Why Paper Trading Doesn’t Work
The better approach is not to trade with virtual money, but to start small with real money
People often say paper trading is a good way to “practice” trading. We believe it isn’t.
It teaches you exactly nothing about the real game because the real game starts the moment your own money is at risk.
Paper Trading Removes the Single Most Important Variable: Stress
Fear of loss
Impulse to “get it back”
Hesitating at the worst moments
Cutting winners early
Adding to losers
Abandoning plans mid-trade
None of these psychological failures show up in paper trading.
Why?
Because the brain doesn’t activate its threat circuitry when nothing is at stake.
You can’t simulate fear.
You can’t simulate greed.
The Only Positive of Paper Trading
Paper trading will show you the mechanics of trading.

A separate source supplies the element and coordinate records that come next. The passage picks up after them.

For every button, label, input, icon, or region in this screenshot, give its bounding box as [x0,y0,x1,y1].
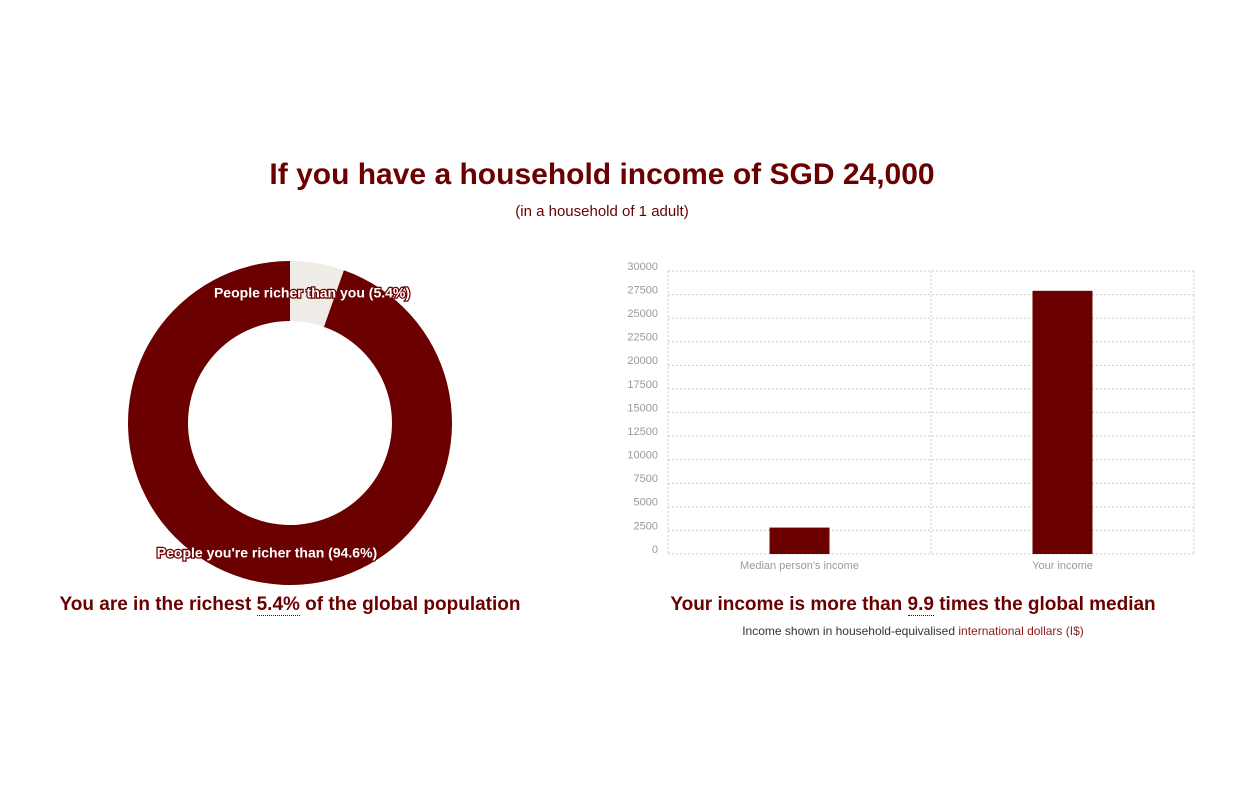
caption: You are in the richest 5.4% of the globa… [40,594,540,616]
page-title: If you have a household income of SGD 24… [269,158,935,191]
donut-slice [290,261,344,327]
caption-value: 9.9 [907,594,934,616]
slice-label: People richer than you (5.4%) [214,285,410,301]
caption-text: of the global population [299,594,521,615]
caption-text: You are in the richest [59,594,257,615]
caption-value: 5.4% [256,594,300,616]
y-tick-label: 27500 [627,284,658,296]
y-tick-label: 25000 [627,308,658,320]
y-tick-label: 30000 [627,261,658,273]
note-text: Income shown in household-equivalised [742,624,959,638]
y-tick-label: 2500 [634,520,658,532]
caption: Your income is more than 9.9 times the g… [663,594,1163,616]
y-tick-label: 10000 [627,450,658,462]
page-subtitle: (in a household of 1 adult) [515,203,689,220]
y-tick-label: 5000 [634,497,658,509]
y-tick-label: 15000 [627,402,658,414]
bar [769,527,830,554]
caption-text: times the global median [933,594,1156,615]
note-link[interactable]: international dollars (I$) [958,624,1084,638]
y-tick-label: 7500 [634,473,658,485]
y-tick-label: 17500 [627,379,658,391]
x-tick-label: Your income [1032,560,1093,572]
bar [1032,290,1093,554]
donut-slice [128,261,453,585]
y-tick-label: 12500 [627,426,658,438]
y-tick-label: 20000 [627,355,658,367]
y-tick-label: 22500 [627,332,658,344]
slice-label: People you're richer than (94.6%) [157,545,377,561]
caption-text: Your income is more than [670,594,908,615]
x-tick-label: Median person's income [740,560,859,572]
y-tick-label: 0 [652,544,658,556]
note: Income shown in household-equivalised in… [613,624,1213,638]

For example, it’ll help you learn the interface of your brokerage’s platform, understand how orders fill, etc… It basically teaches you where the buttons are. But that’s where its usefulness ends. Everything that makes or breaks a trader (fear, patience, conviction, restraint, emotional control) only shows up when your money is exposed.
The Solution: Start Small, Start Real
The better approach is not to trade with virtual money, but to start small with real money.

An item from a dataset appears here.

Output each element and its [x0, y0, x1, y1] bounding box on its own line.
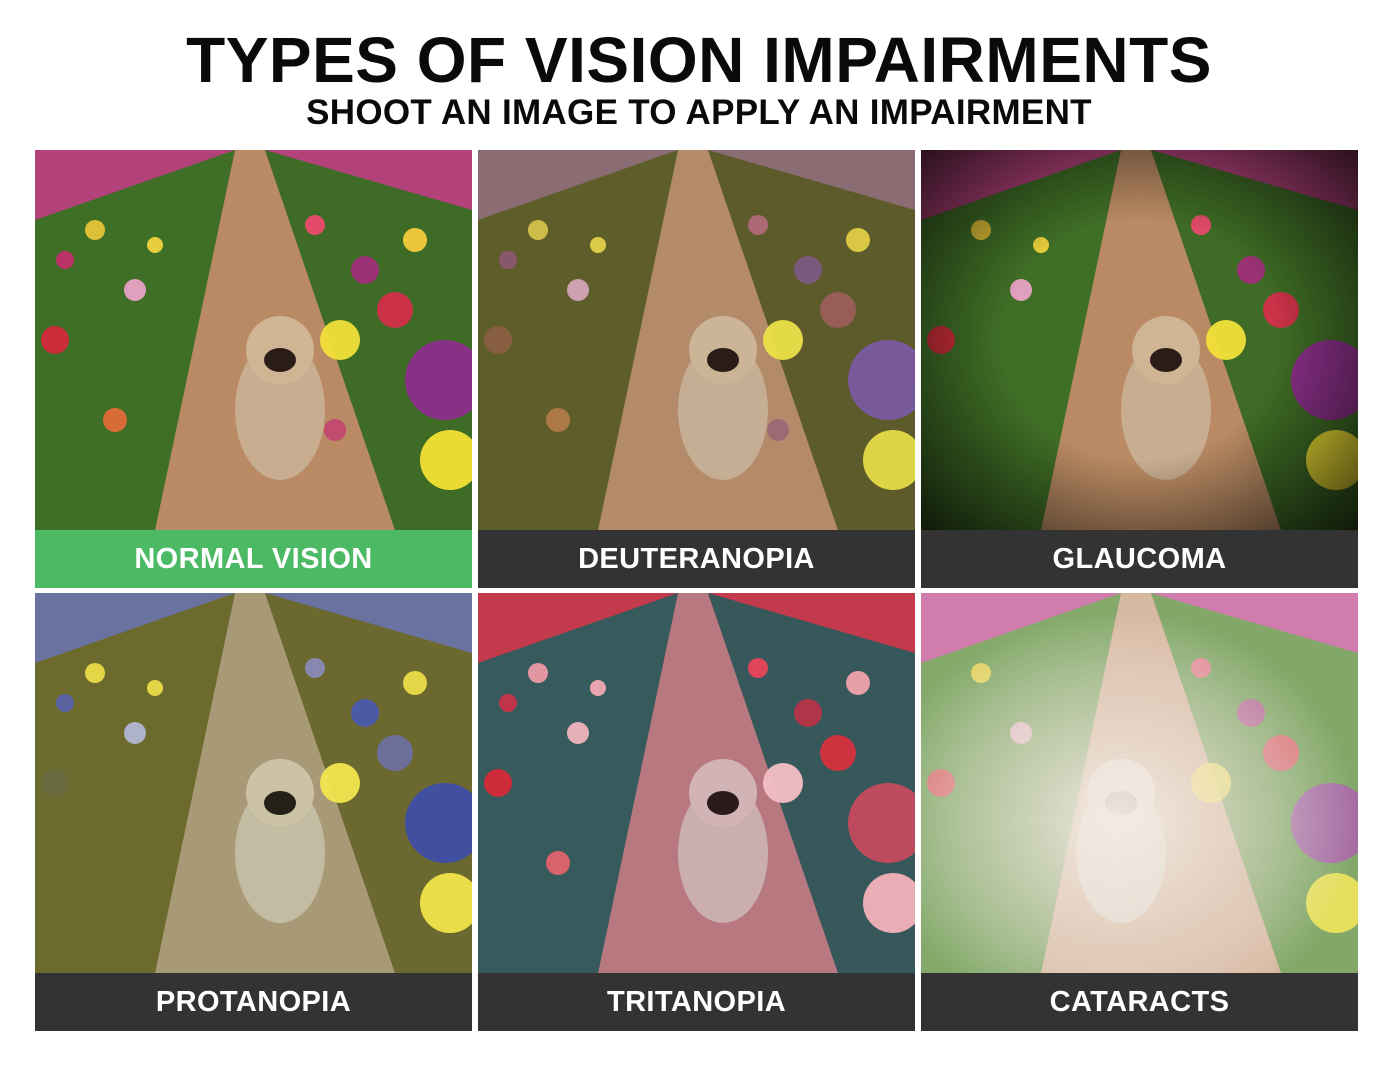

Open a live account with the smallest size possible (e.g., $500 or $1,000).
Trade with the absolute minimum unit size (e.g., one share or one lot).
The actual profit or loss will be negligible, but the mere fact that the money is real is enough to trigger the necessary emotional responses.
The bottom line is simple: You don’t learn how to swim by practicing the strokes on land; you need to get into the water.